Trump'ın FBI ve Dışişleri'ini istediği gibi istediği hareket ettiremediğini söyleyen Onulduran, ABD'deki Demokratlar'dan kendisine gelen bilgilerde Trump'ın günlerinin sayılı olduğu ve birçok yerde açıklarının bulunarak artık yavaş yavaş kanunun elinin ona ulaşacağını dile getirdiklerini söyledi. Onulduran ABD'ye dair şu ilginç değerlendirmeleri yaptı: "Bir de Trump'ın kadınlarla ilişki mazisi de var, daha oraları açmadılar.
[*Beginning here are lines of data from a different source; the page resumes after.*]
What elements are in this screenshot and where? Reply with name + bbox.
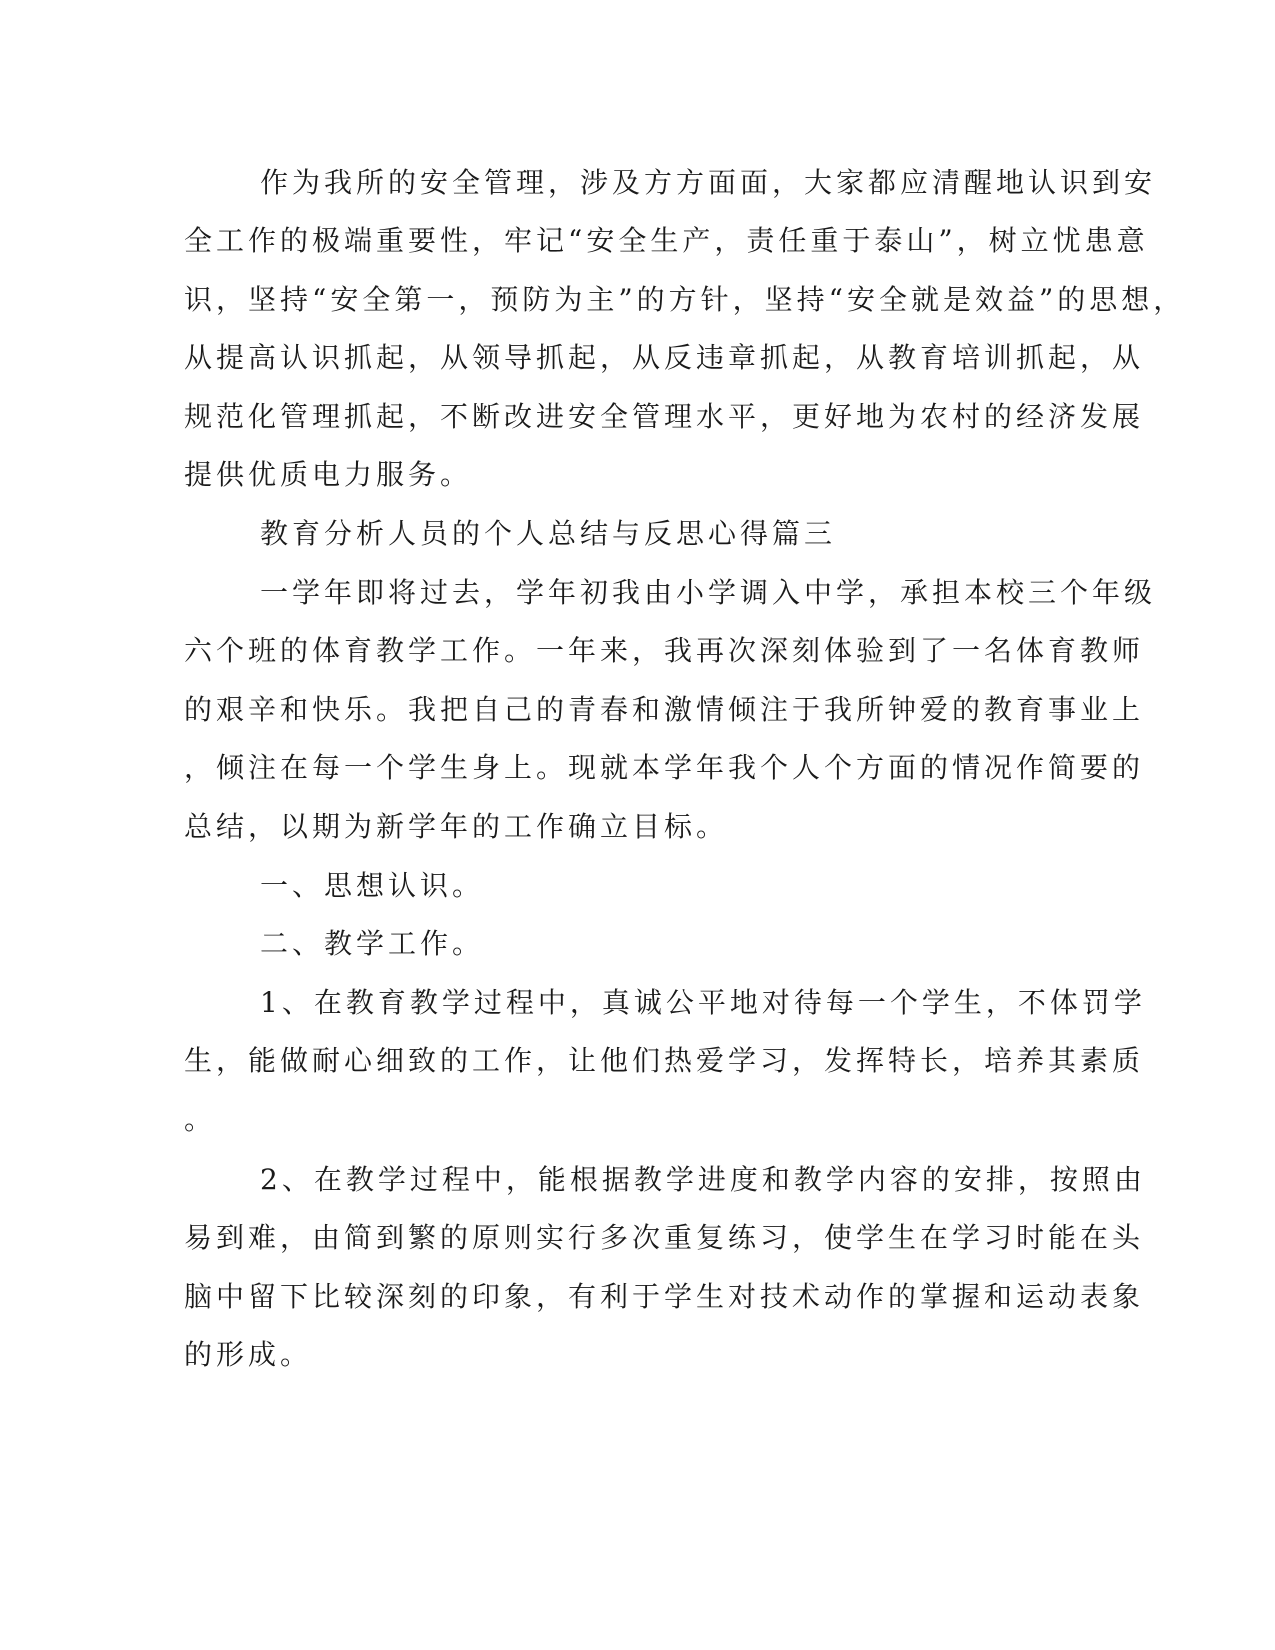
- paragraph-line: 总结，以期为新学年的工作确立目标。: [184, 810, 729, 843]
- paragraph-line: 1、在教育教学过程中，真诚公平地对待每一个学生，不体罚学: [260, 986, 1146, 1019]
- paragraph-line: 识，坚持“安全第一，预防为主”的方针，坚持“安全就是效益”的思想，: [184, 283, 1186, 316]
- paragraph-line: 2、在教学过程中，能根据教学进度和教学内容的安排，按照由: [260, 1163, 1146, 1196]
- paragraph-line: 易到难，由简到繁的原则实行多次重复练习，使学生在学习时能在头: [184, 1221, 1145, 1254]
- paragraph-line: 规范化管理抓起，不断改进安全管理水平，更好地为农村的经济发展: [184, 400, 1145, 433]
- paragraph-line: 作为我所的安全管理，涉及方方面面，大家都应清醒地认识到安: [260, 166, 1157, 199]
- paragraph-line: 。: [184, 1103, 217, 1136]
- paragraph-line: 从提高认识抓起，从领导抓起，从反违章抓起，从教育培训抓起，从: [184, 341, 1145, 374]
- paragraph-line: 的艰辛和快乐。我把自己的青春和激情倾注于我所钟爱的教育事业上: [184, 693, 1145, 726]
- paragraph-line: 生，能做耐心细致的工作，让他们热爱学习，发挥特长，培养其素质: [184, 1044, 1145, 1077]
- paragraph-line: 提供优质电力服务。: [184, 458, 473, 491]
- list-heading: 一、思想认识。: [260, 869, 485, 902]
- list-heading: 二、教学工作。: [260, 927, 485, 960]
- paragraph-line: 一学年即将过去，学年初我由小学调入中学，承担本校三个年级: [260, 576, 1157, 609]
- section-heading: 教育分析人员的个人总结与反思心得篇三: [260, 517, 837, 550]
- paragraph-line: 的形成。: [184, 1338, 313, 1371]
- paragraph-line: 全工作的极端重要性，牢记“安全生产，责任重于泰山”，树立忧患意: [184, 224, 1149, 257]
- paragraph-line: 六个班的体育教学工作。一年来，我再次深刻体验到了一名体育教师: [184, 634, 1145, 667]
- paragraph-line: 脑中留下比较深刻的印象，有利于学生对技术动作的掌握和运动表象: [184, 1280, 1145, 1313]
- paragraph-line: ，倾注在每一个学生身上。现就本学年我个人个方面的情况作简要的: [184, 751, 1145, 784]
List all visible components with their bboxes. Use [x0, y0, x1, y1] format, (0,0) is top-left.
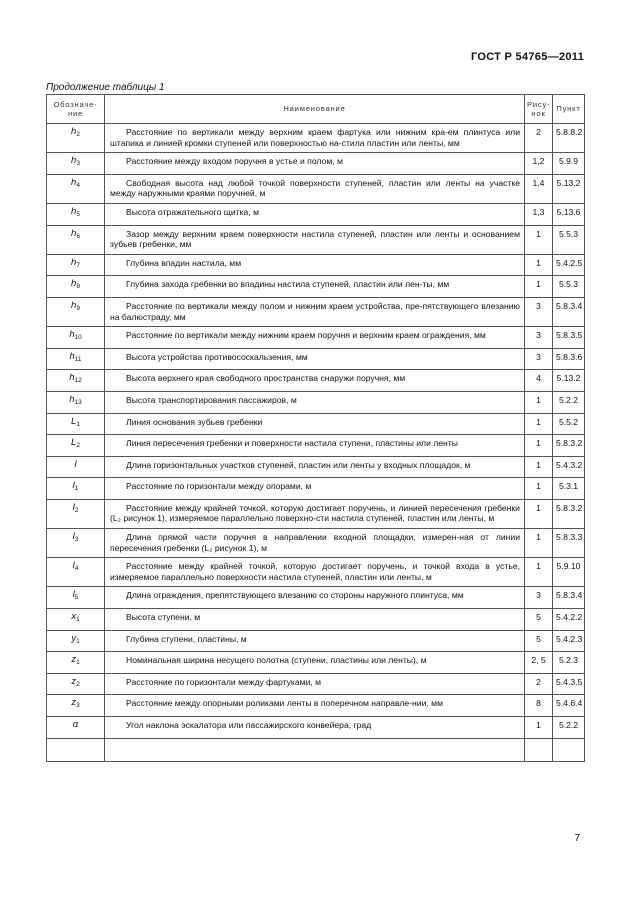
symbol-letter: l: [72, 531, 75, 543]
symbol-cell: [47, 327, 105, 349]
symbol-letter: h: [71, 205, 77, 217]
symbol-cell: [47, 587, 105, 609]
clause-cell: 5.9.10: [553, 558, 585, 587]
column-header-clause: Пункт: [553, 95, 585, 124]
symbol-subscript: 2: [76, 680, 80, 688]
empty-cell: [105, 738, 525, 761]
name-text: Расстояние по горизонтали между фартуками, м: [126, 676, 322, 687]
name-cell: [105, 630, 525, 652]
symbol-subscript: 1: [76, 659, 80, 667]
name-text: Расстояние по вертикали между нижним краем поручня и верхним краем ограждения, мм: [126, 330, 486, 341]
figure-cell: 1: [525, 391, 553, 413]
symbol-subscript: 7: [76, 261, 80, 269]
symbol-cell: [47, 254, 105, 276]
symbol-cell: [47, 456, 105, 478]
symbol-subscript: 3: [74, 536, 79, 544]
figure-cell: 1: [525, 435, 553, 457]
clause-cell: 5.8.8.2: [553, 124, 585, 153]
symbol-letter: z: [71, 675, 77, 687]
table-body: [47, 124, 585, 762]
clause-cell: 5.4.2.5: [553, 254, 585, 276]
symbol-subscript: 1: [74, 485, 79, 493]
name-cell: [105, 478, 525, 500]
symbol-subscript: 9: [76, 304, 80, 312]
name-cell: [105, 435, 525, 457]
name-cell: [105, 391, 525, 413]
table-row: [47, 587, 585, 609]
symbol-letter: l: [72, 480, 75, 492]
table-row: [47, 529, 585, 558]
name-text: Длина прямой части поручня в направлении входной площадки, измерен-ная от линии пересечения гребенки (L₂ рисунок 1), м: [110, 532, 520, 553]
name-text: Расстояние по вертикали между полом и нижним краем устройства, пре-пятствующего влезанию на балюстраду, мм: [110, 300, 520, 322]
symbol-letter: z: [71, 654, 77, 666]
name-cell: [105, 609, 525, 631]
name-cell: [105, 297, 525, 326]
figure-cell: 3: [525, 327, 553, 349]
figure-cell: 3: [525, 587, 553, 609]
figure-cell: 3: [525, 348, 553, 370]
clause-cell: 5.8.3.3: [553, 529, 585, 558]
clause-cell: 5.2.2: [553, 391, 585, 413]
symbol-cell: [47, 478, 105, 500]
table-continuation-row: [47, 738, 585, 761]
name-cell: [105, 529, 525, 558]
name-cell: [105, 174, 525, 203]
figure-cell: 1: [525, 478, 553, 500]
name-cell: [105, 717, 525, 739]
table-row: [47, 558, 585, 587]
figure-cell: 3: [525, 297, 553, 326]
clause-cell: 5.4.2.3: [553, 630, 585, 652]
name-cell: [105, 499, 525, 528]
name-cell: [105, 456, 525, 478]
symbol-letter: l: [72, 589, 75, 601]
symbol-letter: h: [69, 329, 75, 341]
name-cell: [105, 276, 525, 298]
symbol-cell: [47, 413, 105, 435]
name-cell: [105, 254, 525, 276]
table-container: [46, 94, 584, 762]
empty-cell: [47, 738, 105, 761]
name-cell: [105, 673, 525, 695]
symbol-cell: [47, 174, 105, 203]
symbol-cell: [47, 370, 105, 392]
figure-cell: 1: [525, 499, 553, 528]
name-text: Глубина ступени, пластины, м: [126, 633, 247, 644]
symbol-letter: y: [71, 632, 77, 644]
symbol-subscript: 4: [74, 565, 79, 573]
symbol-letter: h: [69, 350, 75, 362]
symbol-letter: z: [71, 697, 77, 709]
table-row: [47, 717, 585, 739]
table-row: [47, 124, 585, 153]
table-header-row: [47, 95, 585, 124]
clause-cell: 5.4.6.4: [553, 695, 585, 717]
table-row: [47, 695, 585, 717]
symbol-subscript: 4: [76, 181, 80, 189]
figure-cell: 1,3: [525, 203, 553, 225]
empty-cell: [553, 738, 585, 761]
name-text: Высота отражательного щитка, м: [126, 206, 260, 217]
symbol-cell: [47, 695, 105, 717]
symbol-letter: l: [72, 560, 75, 572]
clause-cell: 5.9.9: [553, 153, 585, 175]
name-cell: [105, 203, 525, 225]
symbol-letter: l: [74, 458, 77, 470]
name-text: Угол наклона эскалатора или пассажирского конвейера, град: [126, 720, 372, 730]
table-row: [47, 413, 585, 435]
clause-cell: 5.13.2: [553, 174, 585, 203]
figure-cell: 1: [525, 276, 553, 298]
name-text: Зазор между верхним краем поверхности настила ступеней, пластин или ленты и основанием зубьев гребенки, мм: [110, 228, 520, 250]
symbol-cell: [47, 297, 105, 326]
symbol-cell: [47, 673, 105, 695]
name-text: Длина горизонтальных участков ступеней, пластин или ленты у входных площадок, м: [126, 459, 471, 470]
figure-cell: 5: [525, 609, 553, 631]
symbol-cell: [47, 558, 105, 587]
symbol-subscript: 5: [76, 210, 80, 218]
symbol-letter: h: [71, 126, 77, 137]
clause-cell: 5.2.3: [553, 652, 585, 674]
clause-cell: 5.2.2: [553, 717, 585, 739]
clause-cell: 5.4.3.5: [553, 673, 585, 695]
name-cell: [105, 558, 525, 587]
clause-cell: 5.4.3.2: [553, 456, 585, 478]
table-row: [47, 630, 585, 652]
name-cell: [105, 695, 525, 717]
table-row: [47, 153, 585, 175]
symbol-subscript: 5: [74, 594, 79, 602]
symbol-subscript: 3: [76, 702, 80, 710]
column-header-name: Наименование: [105, 95, 525, 124]
symbol-subscript: 2: [74, 506, 79, 514]
name-cell: [105, 153, 525, 175]
name-text: Расстояние по горизонтали между опорами, м: [126, 481, 312, 492]
symbol-cell: [47, 124, 105, 153]
name-text: Длина ограждения, препятствующего влезанию со стороны наружного плинтуса, мм: [126, 590, 464, 601]
name-text: Расстояние между крайней точкой, которую достигает поручень, и точкой входа в устье, измеряемое параллельно поверхности настила ступеней, пластин или ленты, м: [110, 561, 520, 582]
clause-cell: 5.5.3: [553, 225, 585, 254]
name-text: Высота устройства противососкальзения, мм: [126, 351, 308, 362]
clause-cell: 5.8.3.4: [553, 297, 585, 326]
symbol-letter: α: [72, 719, 79, 730]
symbol-subscript: 8: [76, 283, 80, 291]
name-text: Линия основания зубьев гребенки: [126, 416, 263, 427]
name-text: Глубина впадин настила, мм: [126, 257, 242, 268]
figure-cell: 2: [525, 124, 553, 153]
symbol-subscript: 1: [76, 616, 80, 624]
symbol-subscript: 1: [76, 420, 80, 428]
symbol-letter: h: [71, 227, 77, 239]
clause-cell: 5.4.2.2: [553, 609, 585, 631]
symbol-cell: [47, 391, 105, 413]
symbol-cell: [47, 499, 105, 528]
table-row: [47, 225, 585, 254]
symbol-letter: l: [72, 501, 75, 513]
designations-table: [46, 94, 585, 762]
figure-cell: 1: [525, 717, 553, 739]
figure-cell: 4: [525, 370, 553, 392]
name-cell: [105, 124, 525, 153]
figure-cell: 1: [525, 456, 553, 478]
table-row: [47, 609, 585, 631]
symbol-cell: [47, 225, 105, 254]
table-row: [47, 174, 585, 203]
figure-cell: 1: [525, 529, 553, 558]
symbol-cell: [47, 276, 105, 298]
table-row: [47, 673, 585, 695]
table-row: [47, 297, 585, 326]
table-row: [47, 348, 585, 370]
table-row: [47, 391, 585, 413]
symbol-subscript: 6: [76, 232, 80, 240]
symbol-letter: h: [69, 372, 75, 384]
name-cell: [105, 370, 525, 392]
table-row: [47, 652, 585, 674]
name-text: Свободная высота над любой точкой поверхности ступеней, пластин или ленты на участке между наружными краями поручней, м: [110, 177, 520, 199]
figure-cell: 1: [525, 413, 553, 435]
symbol-cell: [47, 630, 105, 652]
figure-cell: 1,4: [525, 174, 553, 203]
name-text: Глубина захода гребенки во впадины настила ступеней, пластин или лен-ты, мм: [126, 279, 450, 290]
name-cell: [105, 413, 525, 435]
symbol-cell: [47, 203, 105, 225]
name-cell: [105, 225, 525, 254]
symbol-subscript: 12: [74, 377, 82, 385]
clause-cell: 5.8.3.2: [553, 435, 585, 457]
symbol-letter: h: [69, 393, 75, 405]
symbol-cell: [47, 348, 105, 370]
name-text: Номинальная ширина несущего полотна (ступени, пластины или ленты), м: [126, 655, 427, 666]
symbol-subscript: 1: [76, 637, 80, 645]
clause-cell: 5.8.3.2: [553, 499, 585, 528]
table-row: [47, 203, 585, 225]
name-cell: [105, 652, 525, 674]
symbol-cell: [47, 435, 105, 457]
symbol-cell: [47, 717, 105, 739]
clause-cell: 5.13.2: [553, 370, 585, 392]
column-header-figure: Рису- нок: [525, 95, 553, 124]
symbol-letter: h: [71, 278, 77, 290]
clause-cell: 5.3.1: [553, 478, 585, 500]
name-cell: [105, 327, 525, 349]
standard-header: ГОСТ Р 54765—2011: [470, 51, 584, 63]
symbol-cell: [47, 609, 105, 631]
table-row: [47, 499, 585, 528]
symbol-subscript: 11: [74, 355, 82, 363]
symbol-cell: [47, 153, 105, 175]
symbol-letter: L: [71, 415, 77, 427]
clause-cell: 5.8.3.5: [553, 327, 585, 349]
symbol-letter: L: [71, 437, 77, 449]
name-text: Высота верхнего края свободного пространства снаружи поручня, мм: [126, 373, 406, 384]
name-text: Линия пересечения гребенки и поверхности настила ступени, пластины или ленты: [126, 438, 458, 449]
empty-cell: [525, 738, 553, 761]
table-caption: Продолжение таблицы 1: [46, 82, 165, 93]
symbol-letter: h: [71, 155, 77, 167]
table-row: [47, 370, 585, 392]
figure-cell: 2, 5: [525, 652, 553, 674]
symbol-letter: x: [71, 611, 77, 623]
name-text: Расстояние между крайней точкой, которую достигает поручень, и линией пересечения гребенки (L₂ рисунок 1), измеряемое параллельно поверхно-сти настила ступеней, пластин или ленты, м: [110, 502, 520, 524]
symbol-subscript: 2: [76, 442, 80, 450]
column-header-symbol: Обозначе- ние: [47, 95, 105, 124]
figure-cell: 8: [525, 695, 553, 717]
table-row: [47, 276, 585, 298]
name-cell: [105, 587, 525, 609]
symbol-cell: [47, 529, 105, 558]
figure-cell: 1: [525, 558, 553, 587]
table-row: [47, 478, 585, 500]
clause-cell: 5.5.3: [553, 276, 585, 298]
table-row: [47, 254, 585, 276]
symbol-subscript: 2: [76, 131, 80, 138]
symbol-letter: h: [71, 176, 77, 188]
symbol-subscript: 13: [74, 398, 82, 406]
figure-cell: 5: [525, 630, 553, 652]
table-row: [47, 456, 585, 478]
figure-cell: 1,2: [525, 153, 553, 175]
symbol-letter: h: [71, 299, 77, 311]
clause-cell: 5.8.3.6: [553, 348, 585, 370]
name-cell: [105, 348, 525, 370]
symbol-letter: h: [71, 256, 77, 268]
table-row: [47, 327, 585, 349]
name-text: Расстояние между опорными роликами ленты в поперечном направле-нии, мм: [126, 698, 443, 709]
symbol-subscript: 3: [76, 160, 80, 168]
table-row: [47, 435, 585, 457]
clause-cell: 5.13.6: [553, 203, 585, 225]
figure-cell: 2: [525, 673, 553, 695]
name-text: Высота транспортирования пассажиров, м: [126, 394, 297, 405]
figure-cell: 1: [525, 254, 553, 276]
figure-cell: 1: [525, 225, 553, 254]
name-text: Высота ступени, м: [126, 612, 201, 623]
name-text: Расстояние по вертикали между верхним краем фартука или нижним кра-ем плинтуса или штапика и линией кромки ступеней или поверхностью на-стила пластин или ленты, мм: [110, 127, 520, 148]
symbol-cell: [47, 652, 105, 674]
symbol-subscript: 10: [74, 334, 82, 342]
name-text: Расстояние между входом поручня в устье и полом, м: [126, 156, 343, 167]
page-number: 7: [574, 833, 580, 844]
clause-cell: 5.8.3.4: [553, 587, 585, 609]
clause-cell: 5.5.2: [553, 413, 585, 435]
Taciz etti gibi bir durum ortaya çıkabilir, Bill Clinton gibi. Bu başkanın geçmişi o karışık. En son buraya gelen Tillerson, kamu hizmeti uğruna Exxon'dan yıllık 42 milyon dolarlık bir paradan vazgeçip üç-dört yüz bin dolara razı olarak Dışişlerinin başına geçti. Bunlar para için yapılacak şeyler değil. Tillerson buradan giderken ne dedi. 'Çok olumlu bir görüşme yaptık. Bundan sonraki ilişkilerimiz rayına oturacak.' Ondan sonra Amerika'ya gitti. Bir hafta içinde tekmeyi yedi. Çok üzülerek bunu söylemek lazım. Amerika Birleşik Devletleri'nin başında Amerikan nüfusunun büyük çoğunluğunun oyunu alamayan bir başkan var. 'Amerika'yı en büyük yapacağız', diyor. Bu durumda birinci, ikinciler, üçüncüler olacak. Peki o rolü üstlenmeye, koskoca bir Almanya, İtalya, Fransa, Japonya hatta Çin razı olacak mı? Hiç sanmıyorum. Dolayısıyla bir gün gelecek ABD'nin bu ülkelerle olan ilişkileri de bozulacaktır. 'Titre ve kendine gel' diye bir söz var. Onlarında kendine gelmesi lazım."